Definite Lived Intangible Assets
Definite lived intangible assets are those assets deemed by the management to have determinable finite useful
lives. Identifiable intangible assets with finite lives are amortized on a straight-line basis over their estimated useful
lives as follows:
Type of Intangible Asset Useful Life
Brands . . ......................................................... 5to15years
Bottler agreements .................................................. 5to15years
Customer relationships and contracts ..................................... 5to10years
Stock-Based Compensation
We account for our stock-based compensation plans under U.S. GAAP, which requires the recognition of
compensation expense in our Consolidated Statements of Operations related to the fair value of employee share-
based awards.
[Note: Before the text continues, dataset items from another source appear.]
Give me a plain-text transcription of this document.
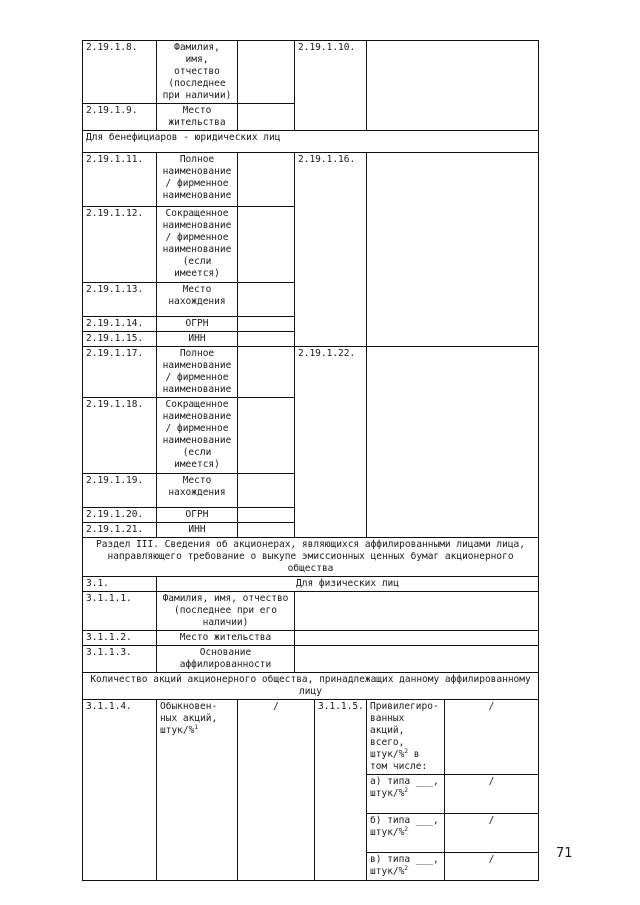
2.19.1.8.	Фамилия, имя, отчество (последнее при наличии)		2.19.1.10.			
2.19.1.9.	Место жительства					
Для бенефициаров - юридических лиц						
2.19.1.11.	Полное наименование / фирменное наименование		2.19.1.16.			
2.19.1.12.	Сокращенное наименование / фирменное наименование (если имеется)					
2.19.1.13.	Место нахождения					
2.19.1.14.	ОГРН					
2.19.1.15.	ИНН					
2.19.1.17.	Полное наименование / фирменное наименование		2.19.1.22.			
2.19.1.18.	Сокращенное наименование / фирменное наименование (если имеется)					
2.19.1.19.	Место нахождения					
2.19.1.20.	ОГРН					
2.19.1.21.	ИНН					
Раздел III. Сведения об акционерах, являющихся аффилированными лицами лица, направляющего требование о выкупе эмиссионных ценных бумаг акционерного общества						
3.1.	Для физических лиц					
3.1.1.1.	Фамилия, имя, отчество (последнее при его наличии)					
3.1.1.2.	Место жительства					
3.1.1.3.	Основание аффилированности					
Количество акций акционерного общества, принадлежащих данному аффилированному лицу						
3.1.1.4.	Обыкновен-ных акций, штук/%$^1$	/		3.1.1.5.	Привилегиро-ванных акций, всего, штук/%$^2$ в том числе:	/
					а) типа ___, штук/%$^2$	/
					б) типа ___, штук/%$^2$	/
					в) типа ___, штук/%$^2$	/	71
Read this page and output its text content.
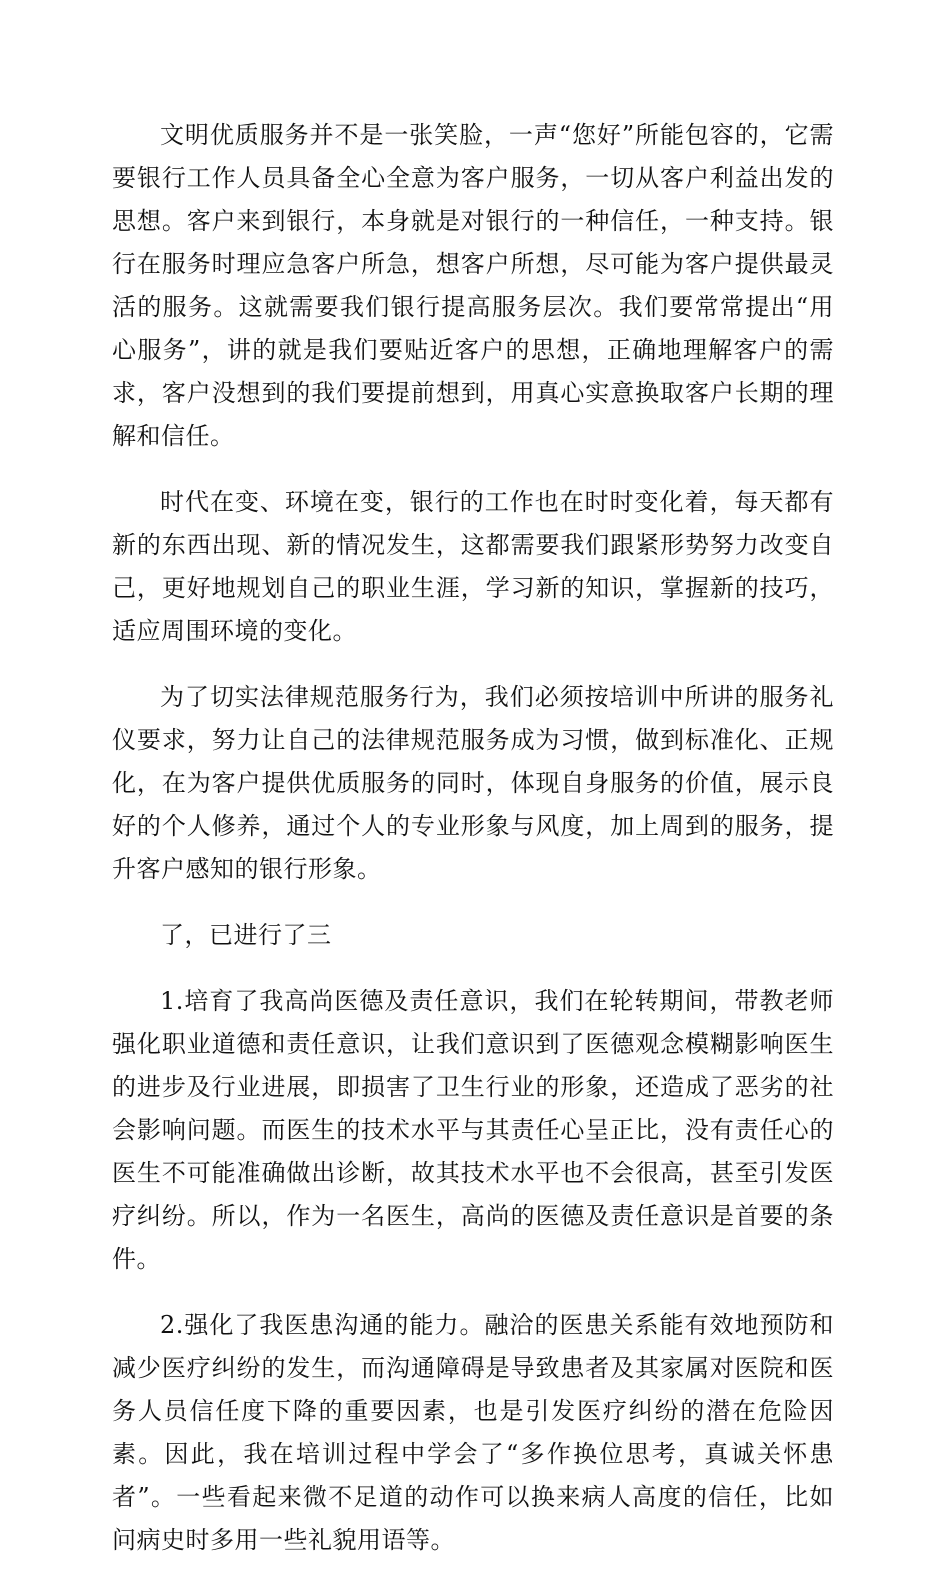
文明优质服务并不是一张笑脸，一声“您好”所能包容的，它需要银行工作人员具备全心全意为客户服务，一切从客户利益出发的思想。客户来到银行，本身就是对银行的一种信任，一种支持。银行在服务时理应急客户所急，想客户所想，尽可能为客户提供最灵活的服务。这就需要我们银行提高服务层次。我们要常常提出“用心服务”，讲的就是我们要贴近客户的思想，正确地理解客户的需求，客户没想到的我们要提前想到，用真心实意换取客户长期的理解和信任。

时代在变、环境在变，银行的工作也在时时变化着，每天都有新的东西出现、新的情况发生，这都需要我们跟紧形势努力改变自己，更好地规划自己的职业生涯，学习新的知识，掌握新的技巧，适应周围环境的变化。

为了切实法律规范服务行为，我们必须按培训中所讲的服务礼仪要求，努力让自己的法律规范服务成为习惯，做到标准化、正规化，在为客户提供优质服务的同时，体现自身服务的价值，展示良好的个人修养，通过个人的专业形象与风度，加上周到的服务，提升客户感知的银行形象。

了，已进行了三

1.培育了我高尚医德及责任意识，我们在轮转期间，带教老师强化职业道德和责任意识，让我们意识到了医德观念模糊影响医生的进步及行业进展，即损害了卫生行业的形象，还造成了恶劣的社会影响问题。而医生的技术水平与其责任心呈正比，没有责任心的医生不可能准确做出诊断，故其技术水平也不会很高，甚至引发医疗纠纷。所以，作为一名医生，高尚的医德及责任意识是首要的条件。

2.强化了我医患沟通的能力。融洽的医患关系能有效地预防和减少医疗纠纷的发生，而沟通障碍是导致患者及其家属对医院和医务人员信任度下降的重要因素，也是引发医疗纠纷的潜在危险因素。因此，我在培训过程中学会了“多作换位思考，真诚关怀患者”。一些看起来微不足道的动作可以换来病人高度的信任，比如问病史时多用一些礼貌用语等。
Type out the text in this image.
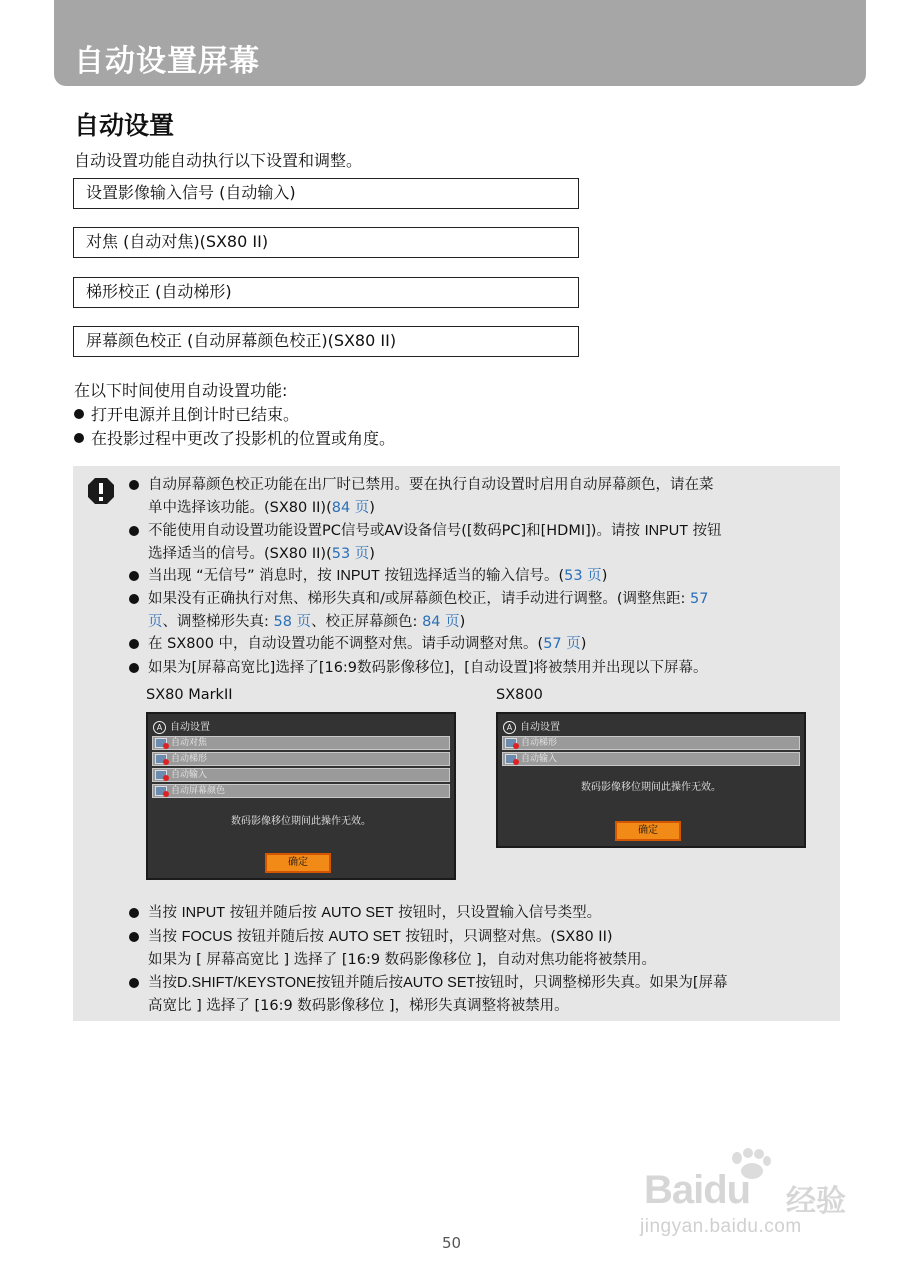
自动设置屏幕
自动设置
自动设置功能自动执行以下设置和调整。
设置影像输入信号 (自动输入)
对焦 (自动对焦)(SX80 II)
梯形校正 (自动梯形)
屏幕颜色校正 (自动屏幕颜色校正)(SX80 II)
在以下时间使用自动设置功能:
打开电源并且倒计时已结束。
在投影过程中更改了投影机的位置或角度。
自动屏幕颜色校正功能在出厂时已禁用。要在执行自动设置时启用自动屏幕颜色，请在菜
单中选择该功能。(SX80 II)(84 页)
不能使用自动设置功能设置PC信号或AV设备信号([数码PC]和[HDMI])。请按 INPUT 按钮
选择适当的信号。(SX80 II)(53 页)
当出现 “无信号” 消息时，按 INPUT 按钮选择适当的输入信号。(53 页)
如果没有正确执行对焦、梯形失真和/或屏幕颜色校正，请手动进行调整。(调整焦距: 57
页、调整梯形失真: 58 页、校正屏幕颜色: 84 页)
在 SX800 中，自动设置功能不调整对焦。请手动调整对焦。(57 页)
如果为[屏幕高宽比]选择了[16:9数码影像移位]，[自动设置]将被禁用并出现以下屏幕。
SX80 MarkII	SX800
A 自动设置
自动对焦
自动梯形
自动输入
自动屏幕颜色
数码影像移位期间此操作无效。
确定
A 自动设置
自动梯形
自动输入
数码影像移位期间此操作无效。
确定
当按 INPUT 按钮并随后按 AUTO SET 按钮时，只设置输入信号类型。
当按 FOCUS 按钮并随后按 AUTO SET 按钮时，只调整对焦。(SX80 II)
如果为 [ 屏幕高宽比 ] 选择了 [16:9 数码影像移位 ]，自动对焦功能将被禁用。
当按D.SHIFT/KEYSTONE按钮并随后按AUTO SET按钮时，只调整梯形失真。如果为[屏幕
高宽比 ] 选择了 [16:9 数码影像移位 ]，梯形失真调整将被禁用。
50
Baidu 经验
jingyan.baidu.com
Determining the amount of expense for stock-based compensation, as well as the associated impact to
our balance sheets and statements of cash flows, requires us to develop estimates of the fair value of stock-based
compensation expense. The most significant factors of that expense that require estimates or projections include the
expected volatility, expected lives and estimated forfeiture rates of stock-based awards. As we lack a meaningful set
of historical data upon which to develop valuation assumptions, we have elected to develop certain valuation
assumptions based on information disclosed by similarly-situated companies, including multi-national consumer
goods companies of similar market capitalization and large food and beverage industry companies which have
experienced an initial public offering since June 2001.
In accordance with U.S. GAAP, we recognize the cost of all unvested employee stock options on a straight-line
attribution basis over their respective vesting periods, net of estimated forfeitures. Prior to our separation from
Cadbury, we participated in certain employee share plans that contained inflation indexed earnings growth
performance conditions. These plans were accounted for under the liability method of U.S. GAAP. In accordance
with U.S. GAAP, a liability was recorded on the balance sheet until and, in calculating the income statement charge
for share awards, the fair value of each award was remeasured at each reporting date until awards vested. We no
longer participate in employee share plans that contain inflation indexed earnings growth performance conditions.
Pension and Postretirement Benefits
We have several pension and postretirement plans covering employees who satisfy age and length of service
requirements. There are eleven stand-alone non-contributory defined benefit pension plans and six stand-alone
postretirement plans. Depending on the plan, pension and postretirement benefits are based on a combination of
factors, which may include salary, age and years of service.